Le besoin d'un travail d'équipe est inévitable, tout le monde joue le jeu, prend ce temps de
réflexion pour aider à retrouver un sens commun dans notre façon de prendre soin de la
personne malade.

Ce travail se poursuit, se développe, en équipe mobile de soins palliatifs. Confronté aux
demandes des services, pour aider les équipe, un questionnement perpétuel est nécessaire par
rapport à : Qu'est ce que la dignité ? L'autonomie ? l'acharnement thérapeutique ? mais aussi
une réflexion sur notre implication dans les soins, dans l'accompagnement. Une réflexion
également sur le positionnement de chacun , comment ne pas cautionner des actes qui vont
contre nos valeurs ?

Prendre aussi le temps de réfléchir sur que transmettre de ce que nous disent la personne et
son entourage, comment transmettre à ses pairs, aux autres membres de l'équipe. Les
transmissions aident à prendre du recul par rapport à la situation, mais aussi à faire entendre la
parole de la personne malade.

La formation est un autre volet très riche : revisiter les concepts infirmiers avec
l'expérience, pouvoir partager avec d'autres professionnels, les formaliser par écrit sont des
temps riches et nécessaires pour tous les soignants.

Quand je relis mon parcours professionnel avec vous, je pourrai développer différents points
mais j'ai choisi de vous parler de la patience car au début de ma carrière , j'étais très
impatiente, souvent énervée.
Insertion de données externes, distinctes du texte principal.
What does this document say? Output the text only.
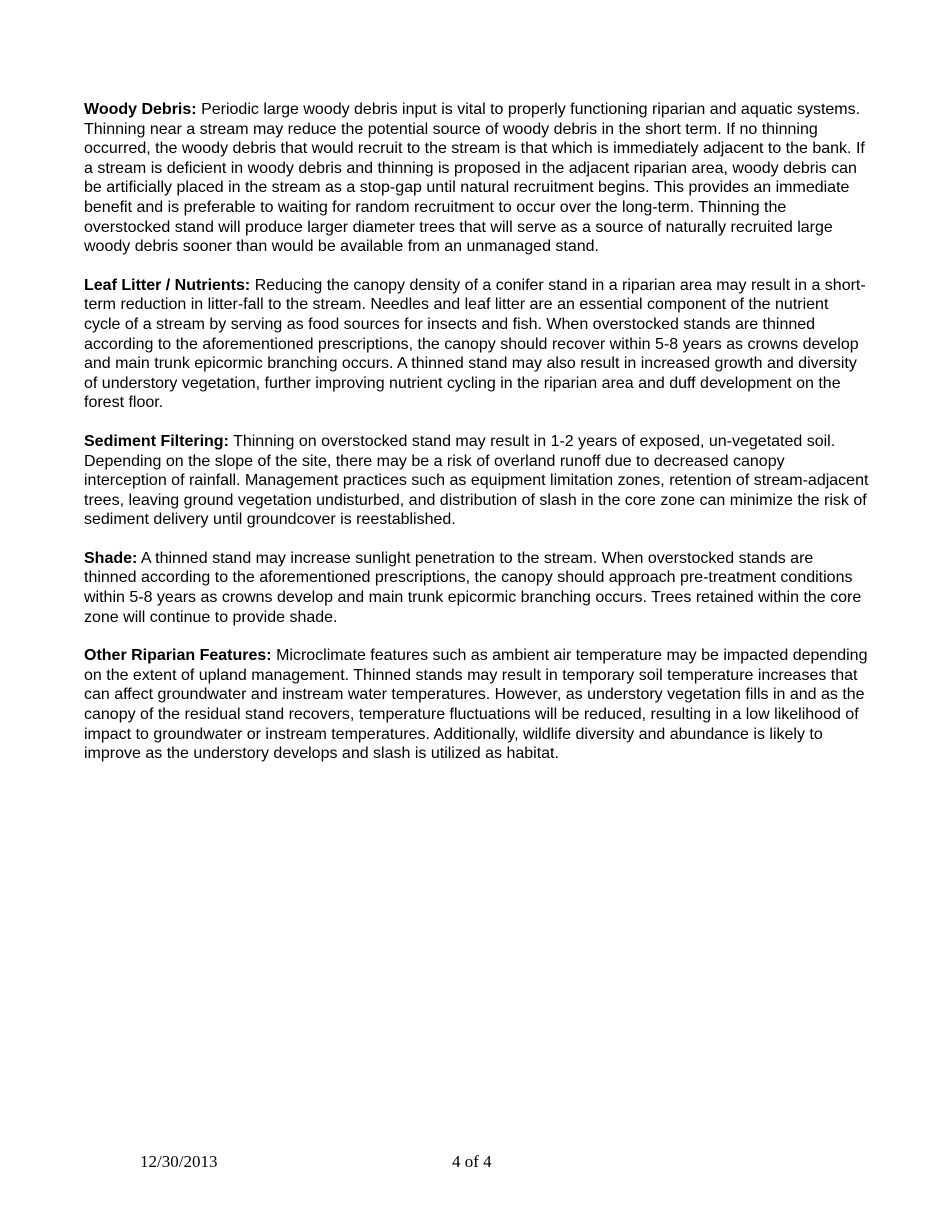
Woody Debris: Periodic large woody debris input is vital to properly functioning riparian and aquatic systems. Thinning near a stream may reduce the potential source of woody debris in the short term. If no thinning occurred, the woody debris that would recruit to the stream is that which is immediately adjacent to the bank. If a stream is deficient in woody debris and thinning is proposed in the adjacent riparian area, woody debris can be artificially placed in the stream as a stop-gap until natural recruitment begins. This provides an immediate benefit and is preferable to waiting for random recruitment to occur over the long-term. Thinning the overstocked stand will produce larger diameter trees that will serve as a source of naturally recruited large woody debris sooner than would be available from an unmanaged stand.

Leaf Litter / Nutrients: Reducing the canopy density of a conifer stand in a riparian area may result in a short-term reduction in litter-fall to the stream. Needles and leaf litter are an essential component of the nutrient cycle of a stream by serving as food sources for insects and fish. When overstocked stands are thinned according to the aforementioned prescriptions, the canopy should recover within 5-8 years as crowns develop and main trunk epicormic branching occurs. A thinned stand may also result in increased growth and diversity of understory vegetation, further improving nutrient cycling in the riparian area and duff development on the forest floor.

Sediment Filtering: Thinning on overstocked stand may result in 1-2 years of exposed, un-vegetated soil. Depending on the slope of the site, there may be a risk of overland runoff due to decreased canopy interception of rainfall. Management practices such as equipment limitation zones, retention of stream-adjacent trees, leaving ground vegetation undisturbed, and distribution of slash in the core zone can minimize the risk of sediment delivery until groundcover is reestablished.

Shade: A thinned stand may increase sunlight penetration to the stream. When overstocked stands are thinned according to the aforementioned prescriptions, the canopy should approach pre-treatment conditions within 5-8 years as crowns develop and main trunk epicormic branching occurs. Trees retained within the core zone will continue to provide shade.

Other Riparian Features: Microclimate features such as ambient air temperature may be impacted depending on the extent of upland management. Thinned stands may result in temporary soil temperature increases that can affect groundwater and instream water temperatures. However, as understory vegetation fills in and as the canopy of the residual stand recovers, temperature fluctuations will be reduced, resulting in a low likelihood of impact to groundwater or instream temperatures. Additionally, wildlife diversity and abundance is likely to improve as the understory develops and slash is utilized as habitat.

12/30/2013	4 of 4
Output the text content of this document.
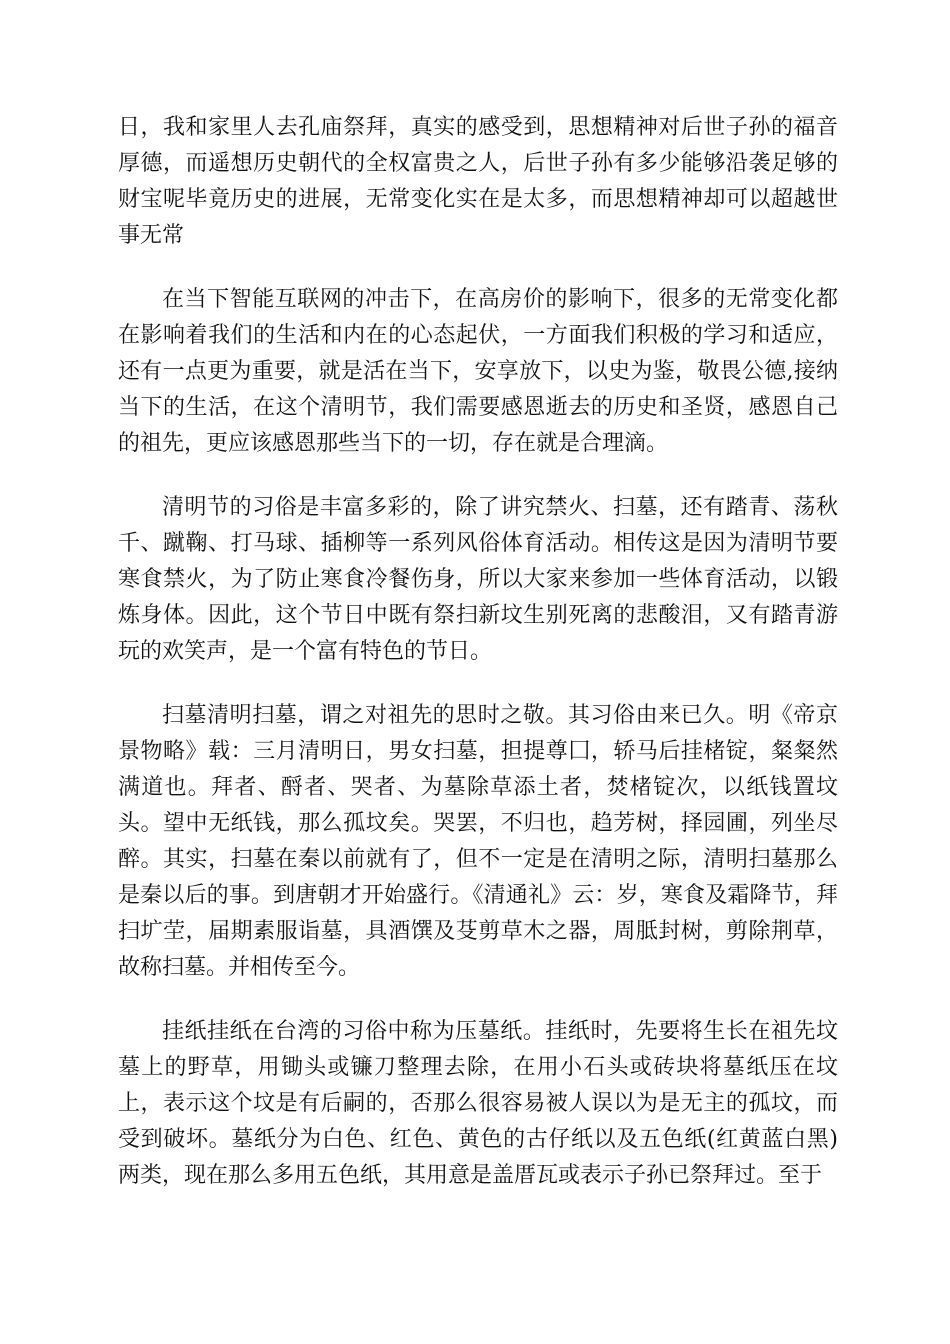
日，我和家里人去孔庙祭拜，真实的感受到，思想精神对后世子孙的福音厚德，而遥想历史朝代的全权富贵之人，后世子孙有多少能够沿袭足够的财宝呢毕竟历史的进展，无常变化实在是太多，而思想精神却可以超越世事无常

在当下智能互联网的冲击下，在高房价的影响下，很多的无常变化都在影响着我们的生活和内在的心态起伏，一方面我们积极的学习和适应，还有一点更为重要，就是活在当下，安享放下，以史为鉴，敬畏公德,接纳当下的生活，在这个清明节，我们需要感恩逝去的历史和圣贤，感恩自己的祖先，更应该感恩那些当下的一切，存在就是合理滴。

清明节的习俗是丰富多彩的，除了讲究禁火、扫墓，还有踏青、荡秋千、蹴鞠、打马球、插柳等一系列风俗体育活动。相传这是因为清明节要寒食禁火，为了防止寒食冷餐伤身，所以大家来参加一些体育活动，以锻炼身体。因此，这个节日中既有祭扫新坟生别死离的悲酸泪，又有踏青游玩的欢笑声，是一个富有特色的节日。

扫墓清明扫墓，谓之对祖先的思时之敬。其习俗由来已久。明《帝京景物略》载：三月清明日，男女扫墓，担提尊囗，轿马后挂楮锭，粲粲然满道也。拜者、酹者、哭者、为墓除草添土者，焚楮锭次，以纸钱置坟头。望中无纸钱，那么孤坟矣。哭罢，不归也，趋芳树，择园圃，列坐尽醉。其实，扫墓在秦以前就有了，但不一定是在清明之际，清明扫墓那么是秦以后的事。到唐朝才开始盛行。《清通礼》云：岁，寒食及霜降节，拜扫圹茔，届期素服诣墓，具酒馔及芟剪草木之器，周胝封树，剪除荆草，故称扫墓。并相传至今。

挂纸挂纸在台湾的习俗中称为压墓纸。挂纸时，先要将生长在祖先坟墓上的野草，用锄头或镰刀整理去除，在用小石头或砖块将墓纸压在坟上，表示这个坟是有后嗣的，否那么很容易被人误以为是无主的孤坟，而受到破坏。墓纸分为白色、红色、黄色的古仔纸以及五色纸(红黄蓝白黑)两类，现在那么多用五色纸，其用意是盖厝瓦或表示子孙已祭拜过。至于
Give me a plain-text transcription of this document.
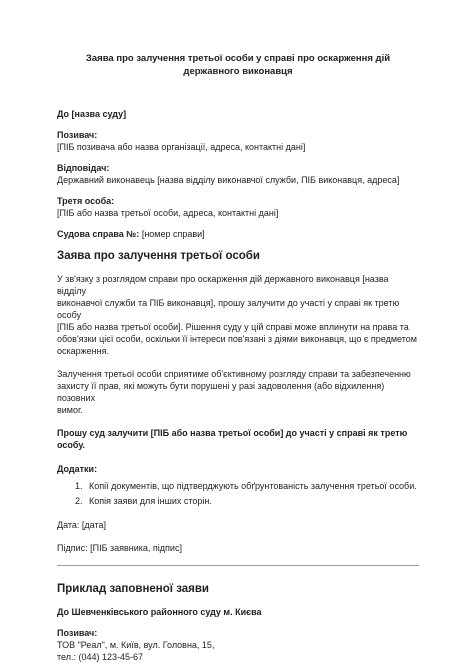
Заява про залучення третьої особи у справі про оскарження дій
державного виконавця

До [назва суду]

Позивач:

[ПІБ позивача або назва організації, адреса, контактні дані]

Відповідач:

Державний виконавець [назва відділу виконавчої служби, ПІБ виконавця, адреса]

Третя особа:

[ПІБ або назва третьої особи, адреса, контактні дані]

Судова справа №: [номер справи]

Заява про залучення третьої особи
У зв'язку з розглядом справи про оскарження дій державного виконавця [назва відділу
виконавчої служби та ПІБ виконавця], прошу залучити до участі у справі як третю особу
[ПІБ або назва третьої особи]. Рішення суду у цій справі може вплинути на права та
обов'язки цієї особи, оскільки її інтереси пов'язані з діями виконавця, що є предметом
оскарження.
Залучення третьої особи сприятиме об'єктивному розгляду справи та забезпеченню
захисту її прав, які можуть бути порушені у разі задоволення (або відхилення) позовних
вимог.
Прошу суд залучити [ПІБ або назва третьої особи] до участі у справі як третю
особу.
Додатки:
1. Копії документів, що підтверджують обґрунтованість залучення третьої особи.
2. Копія заяви для інших сторін.
Дата: [дата]
Підпис: [ПІБ заявника, підпис]
Приклад заповненої заяви

До Шевченківського районного суду м. Києва

Позивач:

ТОВ "Реал", м. Київ, вул. Головна, 15,

тел.: (044) 123-45-67
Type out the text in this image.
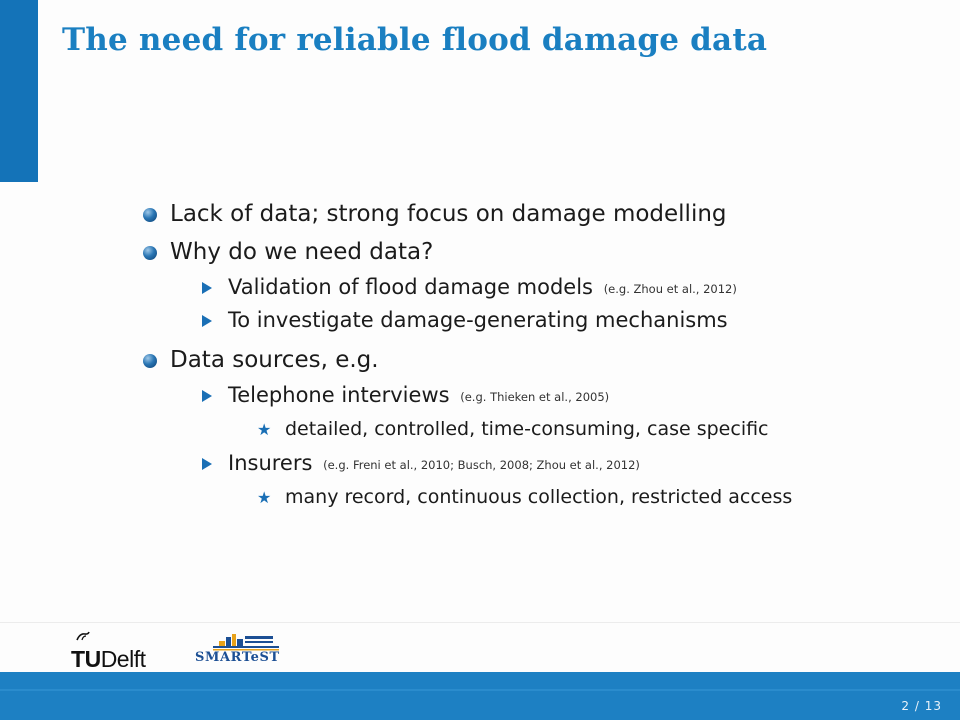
The need for reliable flood damage data
Lack of data; strong focus on damage modelling
Why do we need data?
Validation of flood damage models (e.g. Zhou et al., 2012)
To investigate damage-generating mechanisms
Data sources, e.g.
Telephone interviews (e.g. Thieken et al., 2005)
★ detailed, controlled, time-consuming, case specific
Insurers (e.g. Freni et al., 2010; Busch, 2008; Zhou et al., 2012)
★ many record, continuous collection, restricted access
TUDelft	SMARTeST
2 / 13
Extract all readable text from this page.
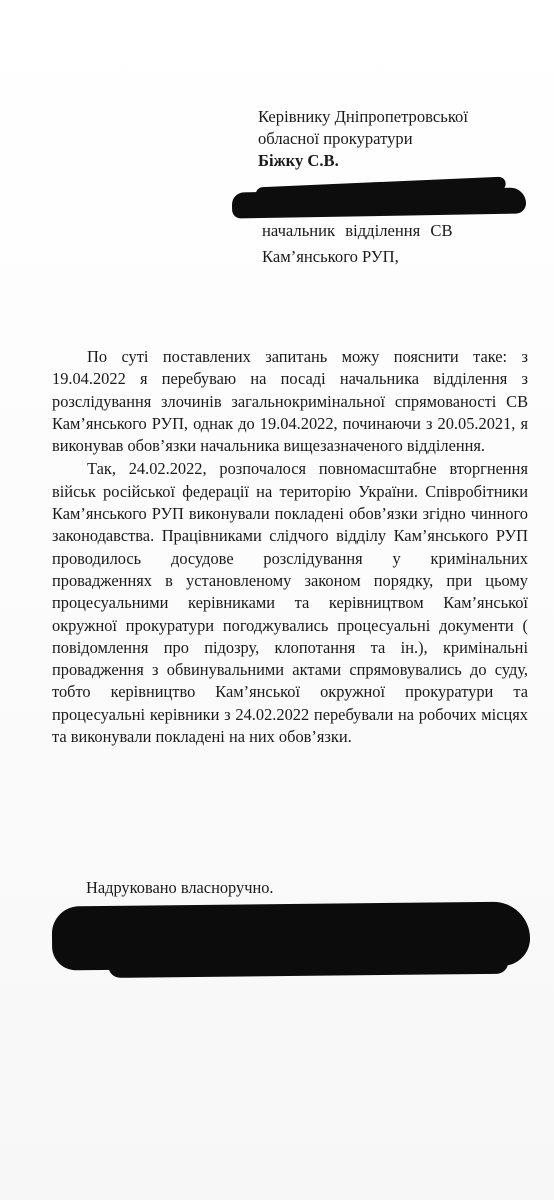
Керівнику Дніпропетровської
обласної прокуратури
Біжку С.В.
начальник відділення СВ
Кам’янського РУП,

По суті поставлених запитань можу пояснити таке: з 19.04.2022 я перебуваю на посаді начальника відділення з розслідування злочинів загальнокримінальної спрямованості СВ Кам’янського РУП, однак до 19.04.2022, починаючи з 20.05.2021, я виконував обов’язки начальника вищезазначеного відділення.

Так, 24.02.2022, розпочалося повномасштабне вторгнення військ російської федерації на територію України. Співробітники Кам’янського РУП виконували покладені обов’язки згідно чинного законодавства. Працівниками слідчого відділу Кам’янського РУП проводилось досудове розслідування у кримінальних провадженнях в установленому законом порядку, при цьому процесуальними керівниками та керівництвом Кам’янської окружної прокуратури погоджувались процесуальні документи ( повідомлення про підозру, клопотання та ін.), кримінальні провадження з обвинувальними актами спрямовувались до суду, тобто керівництво Кам’янської окружної прокуратури та процесуальні керівники з 24.02.2022 перебували на робочих місцях та виконували покладені на них обов’язки.

Надруковано власноручно.
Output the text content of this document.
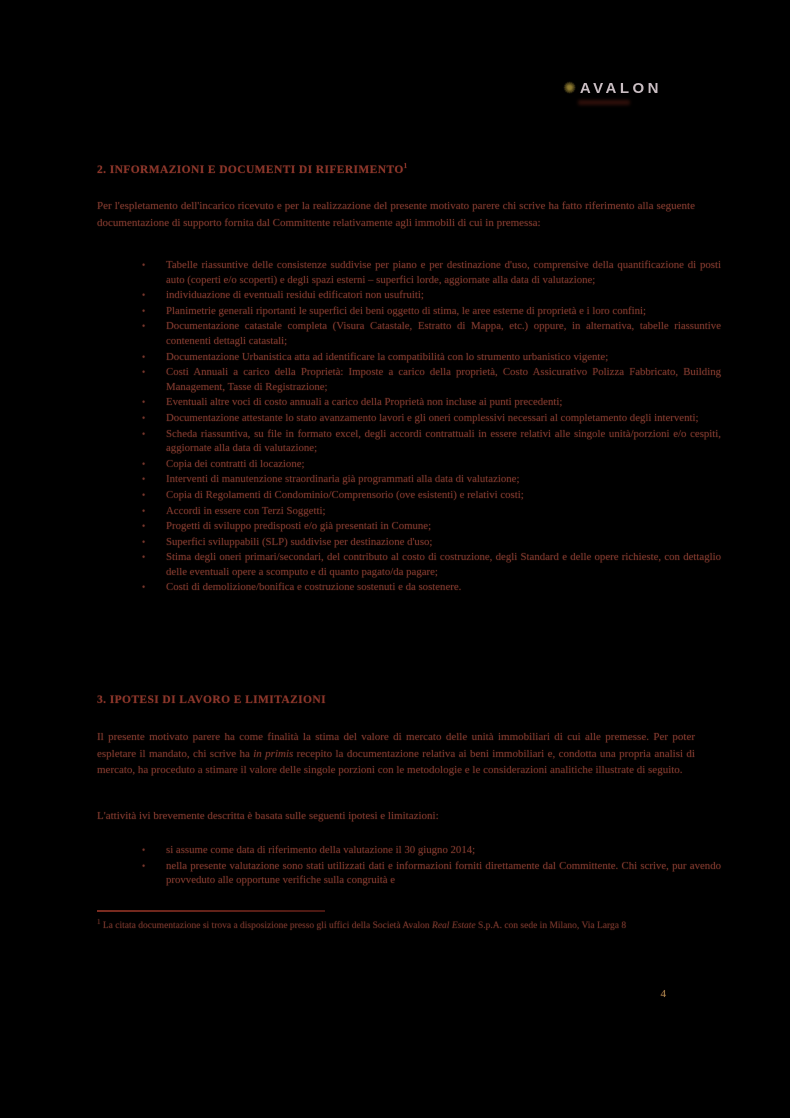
✺ AVALON
2. INFORMAZIONI E DOCUMENTI DI RIFERIMENTO$^1$

Per l'espletamento dell'incarico ricevuto e per la realizzazione del presente motivato parere chi scrive ha fatto riferimento alla seguente documentazione di supporto fornita dal Committente relativamente agli immobili di cui in premessa:

• Tabelle riassuntive delle consistenze suddivise per piano e per destinazione d'uso, comprensive della quantificazione di posti auto (coperti e/o scoperti) e degli spazi esterni – superfici lorde, aggiornate alla data di valutazione;
• individuazione di eventuali residui edificatori non usufruiti;
• Planimetrie generali riportanti le superfici dei beni oggetto di stima, le aree esterne di proprietà e i loro confini;
• Documentazione catastale completa (Visura Catastale, Estratto di Mappa, etc.) oppure, in alternativa, tabelle riassuntive contenenti dettagli catastali;
• Documentazione Urbanistica atta ad identificare la compatibilità con lo strumento urbanistico vigente;
• Costi Annuali a carico della Proprietà: Imposte a carico della proprietà, Costo Assicurativo Polizza Fabbricato, Building Management, Tasse di Registrazione;
• Eventuali altre voci di costo annuali a carico della Proprietà non incluse ai punti precedenti;
• Documentazione attestante lo stato avanzamento lavori e gli oneri complessivi necessari al completamento degli interventi;
• Scheda riassuntiva, su file in formato excel, degli accordi contrattuali in essere relativi alle singole unità/porzioni e/o cespiti, aggiornate alla data di valutazione;
• Copia dei contratti di locazione;
• Interventi di manutenzione straordinaria già programmati alla data di valutazione;
• Copia di Regolamenti di Condominio/Comprensorio (ove esistenti) e relativi costi;
• Accordi in essere con Terzi Soggetti;
• Progetti di sviluppo predisposti e/o già presentati in Comune;
• Superfici sviluppabili (SLP) suddivise per destinazione d'uso;
• Stima degli oneri primari/secondari, del contributo al costo di costruzione, degli Standard e delle opere richieste, con dettaglio delle eventuali opere a scomputo e di quanto pagato/da pagare;
• Costi di demolizione/bonifica e costruzione sostenuti e da sostenere.
3. IPOTESI DI LAVORO E LIMITAZIONI

Il presente motivato parere ha come finalità la stima del valore di mercato delle unità immobiliari di cui alle premesse. Per poter espletare il mandato, chi scrive ha in primis recepito la documentazione relativa ai beni immobiliari e, condotta una propria analisi di mercato, ha proceduto a stimare il valore delle singole porzioni con le metodologie e le considerazioni analitiche illustrate di seguito.

L'attività ivi brevemente descritta è basata sulle seguenti ipotesi e limitazioni:

• si assume come data di riferimento della valutazione il 30 giugno 2014;
• nella presente valutazione sono stati utilizzati dati e informazioni forniti direttamente dal Committente. Chi scrive, pur avendo provveduto alle opportune verifiche sulla congruità e

$^1$ La citata documentazione si trova a disposizione presso gli uffici della Società Avalon Real Estate S.p.A. con sede in Milano, Via Larga 8

4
Je vous rassure, je le suis encore, mais j'espère un peu moins.

L'impatience est inhérente à l'homme, et le but n'est pas de la supprimer parce qu'elle sert
aussi d'alerte et peut traduire un désarroi. Il s'agit plutôt de l'interroger : pourquoi sommes
nous aussi impatient ? que ce malade décède par exemple. Il s'agit de la traverser, de
dialoguer avec elle, de faire cohabiter patience et impatience.
Comme le fait remarquer Eric Fiat dans son article sur le temps pour qu'il soit question de
patience il faut qu'il y ait attente, la patience va se traduire par la façon dont nous allons
attendre et habiter le présent. Car si j'attends c'est que je n'ai pas les moyens de savoir tout de
suite, je suis confrontée à mon impuissance. Est ce que je suis totalement tournée vers ce
résultat et donc je me désintéresse de ce qui se passe en ce moment ? Ou suis je présente à ce
qui se passe ici maintenant ? Nicolas Grimaldi définit " l'attente comme une manière de
s'expatrier du présent en le disqualifiant : parce que le propre de l'attente est d'être uniquement
attentive à ce qu'elle cherche et jamais à ce qu'elle trouve, parce que le présent est par
définition vide de ce qu'on attend, l'attente le considère généralement comme aussi peu que
rien".

La patience peut être une façon d'attendre, de ne pas imposer son rythme à l'autre. la patience
c'est accueillir l'autre, c'est donner de son temps pour accueillir le temps de l'autre.
Elle peut être un moyen de résistance du soignant, une manière de retrouver du temps.

Le mot patience vient du mot "pati" qui signifie souffrir. Elle est définie comme vertu qui
consiste à supporter les désagréments, les malheurs, souffrir avec patience, endurer,
supporter. Cette définition, remarquons le, se rapproche aussi du mot patient définissant la
personne malade.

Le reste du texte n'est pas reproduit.